Though the trust of others is indeed precious, it can be ruinous for young people to adopt an overly cautious attitude, always playing it safe. The failures you experience at times in your youth can be incredibly valuable in building the foundation for your future. Young people should be aware of the fact that they are not perfect, and try to live each day with courage, true to themselves.

Those who lead resolute lives, who possess an invincible spirit and are able to rise up from the depths of despair like phoenixes from the ashes, are much more likely to achieve brilliant victory in the end than those who have never experienced failure or disappointment. We should not be afraid of failure or mistakes, but of letting them defeat us.

Allowing one or two setbacks to discourage us is foolish. Life is a long, long journey. However wonderful or successful our lives may seem along the way, if we end up suffering unhappiness and defeat in our final years, nothing could be more tragic.

Please advance courageously with the conviction that the more mistakes you make in your youth, the more you can build the foundation for a new chapter in your life and lifelong happiness.

It’s also important as young people to have the guts and integrity to honestly admit your errors. Never be so cowardly as to refuse to admit your mistakes and instead blame them on others.

Being open-minded enough to calmly reflect and pinpoint where you went wrong can become the source of future value creation.

There is nothing more reassuring, refreshing or beautiful than young people striving hard toward a goal.

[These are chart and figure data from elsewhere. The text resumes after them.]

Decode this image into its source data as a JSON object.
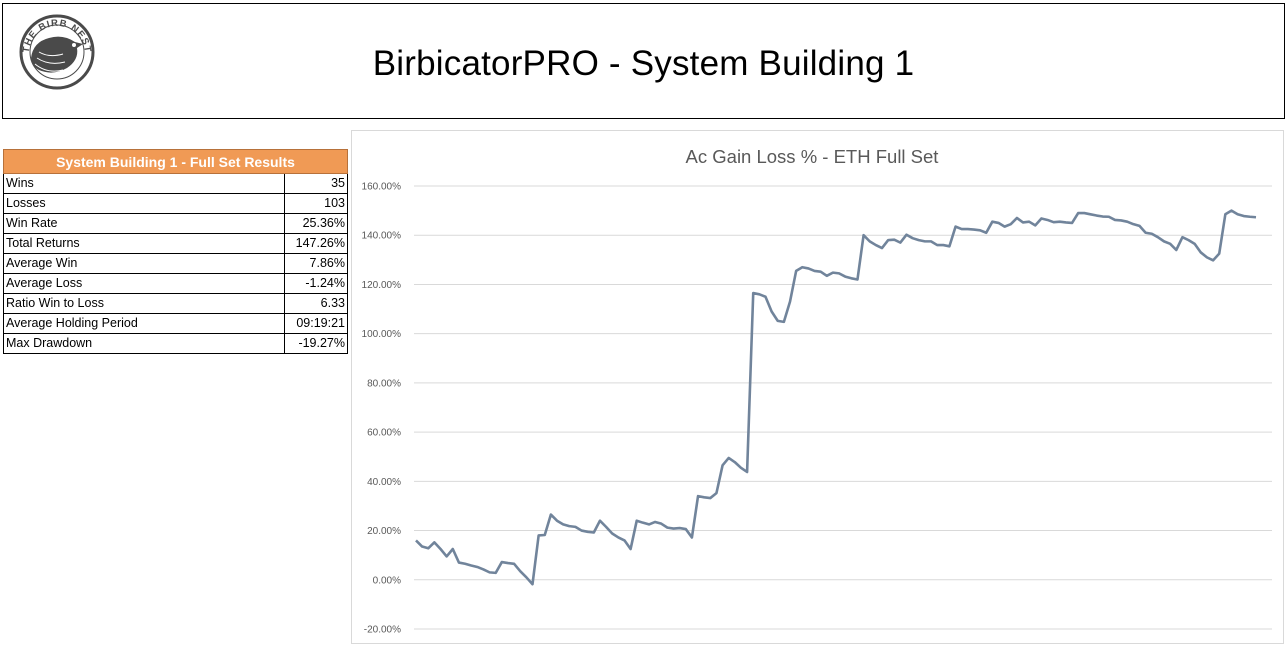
{
  "header": {
    "logo_text": "THE BIRB NEST",
    "title": "BirbicatorPRO - System Building 1"
  },
  "results": {
    "title": "System Building 1 - Full Set Results",
    "rows": [
      {
        "label": "Wins",
        "value": "35"
      },
      {
        "label": "Losses",
        "value": "103"
      },
      {
        "label": "Win Rate",
        "value": "25.36%"
      },
      {
        "label": "Total Returns",
        "value": "147.26%"
      },
      {
        "label": "Average Win",
        "value": "7.86%"
      },
      {
        "label": "Average Loss",
        "value": "-1.24%"
      },
      {
        "label": "Ratio Win to Loss",
        "value": "6.33"
      },
      {
        "label": "Average Holding Period",
        "value": "09:19:21"
      },
      {
        "label": "Max Drawdown",
        "value": "-19.27%"
      }
    ]
  },
  "colors": {
    "table_header": "#f09a55",
    "series_line": "#71849b",
    "gridline": "#d9d9d9",
    "axis_text": "#595959"
  },
  "chart_data": {
    "type": "line",
    "title": "Ac Gain Loss % - ETH Full Set",
    "xlabel": "",
    "ylabel": "",
    "ylim": [
      -20,
      160
    ],
    "yticks": [
      -20,
      0,
      20,
      40,
      60,
      80,
      100,
      120,
      140,
      160
    ],
    "ytick_labels": [
      "-20.00%",
      "0.00%",
      "20.00%",
      "40.00%",
      "60.00%",
      "80.00%",
      "100.00%",
      "120.00%",
      "140.00%",
      "160.00%"
    ],
    "grid": true,
    "legend": "none",
    "series": [
      {
        "values": [
          16.0,
          13.5,
          12.8,
          15.2,
          12.5,
          9.5,
          12.5,
          7.0,
          6.5,
          5.8,
          5.2,
          4.2,
          3.0,
          2.8,
          7.2,
          6.8,
          6.5,
          3.5,
          1.0,
          -1.8,
          18.0,
          18.2,
          26.5,
          24.0,
          22.5,
          21.8,
          21.5,
          20.0,
          19.5,
          19.2,
          24.0,
          21.5,
          18.8,
          17.2,
          16.0,
          12.5,
          24.0,
          23.2,
          22.5,
          23.5,
          22.8,
          21.2,
          20.8,
          21.0,
          20.6,
          17.2,
          34.0,
          33.5,
          33.2,
          35.2,
          46.5,
          49.5,
          47.8,
          45.5,
          43.8,
          116.5,
          116.0,
          115.0,
          109.0,
          105.2,
          104.8,
          113.0,
          125.5,
          127.0,
          126.5,
          125.5,
          125.2,
          123.5,
          124.8,
          124.5,
          123.2,
          122.5,
          122.0,
          140.0,
          137.5,
          136.0,
          134.8,
          138.0,
          138.2,
          137.0,
          140.2,
          138.8,
          138.0,
          137.5,
          137.5,
          136.0,
          136.0,
          135.5,
          143.5,
          142.5,
          142.5,
          142.3,
          142.0,
          141.0,
          145.5,
          145.0,
          143.5,
          144.5,
          147.0,
          145.2,
          145.5,
          144.0,
          146.8,
          146.2,
          145.3,
          145.5,
          145.2,
          145.0,
          149.0,
          149.0,
          148.5,
          148.0,
          147.6,
          147.5,
          146.2,
          146.0,
          145.5,
          144.5,
          143.8,
          141.0,
          140.6,
          139.2,
          137.5,
          136.5,
          134.0,
          139.2,
          138.0,
          136.5,
          133.0,
          131.0,
          129.8,
          132.5,
          148.5,
          150.0,
          148.5,
          147.8,
          147.5,
          147.3
        ]
      }
    ]
  }
}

Nothing in all the world is more beautiful than the earnest struggles of youth.

Trust Gained Through Sincerity

Ikeda Sensei: In a letter titled “The Four Virtues and the Four Debts of Gratitude,” Nichiren Daishonin offers the 17-year-old Nanjo Tokimitsu detailed instructions on how one should behave as a human being. …

Nichiren writes, “Though one’s trustworthiness may at first go unnoticed, in time it will be openly rewarded” (The Writings of Nichiren Daishonin, vol. 2, p. 636). Even if your efforts are not appreciated at first, if you continue being sincere, good people will naturally gather around you, and you will be able to win people’s trust in the end.

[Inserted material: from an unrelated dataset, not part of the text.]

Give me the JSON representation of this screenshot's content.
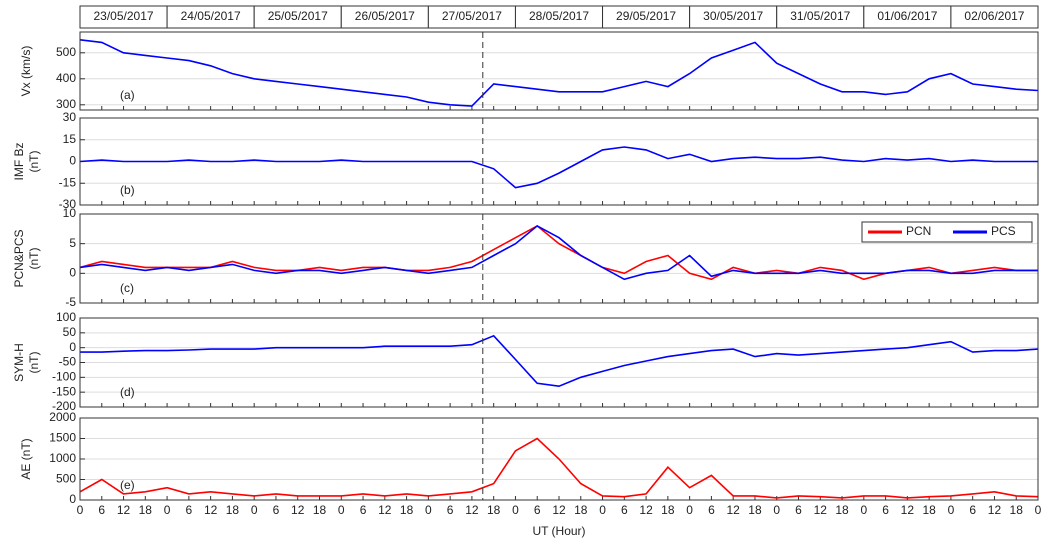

Treating all people with sincere respect is one of the key qualities of sages and worthies, says the Daishonin (see WND-2, 636).

People who take action to build friendships with others as fellow human beings are true global citizens. The mentors and disciples of Soka have forged ties of friendship with people around the world in this spirit of sincerity, as taught in Nichiren Buddhism. (August 21, 2020, World Tribune, p. 2)

Suggested Questions:

1) How do you develop trust with those around you?

2) Please share a time you turned a mistake into a positive opportunity.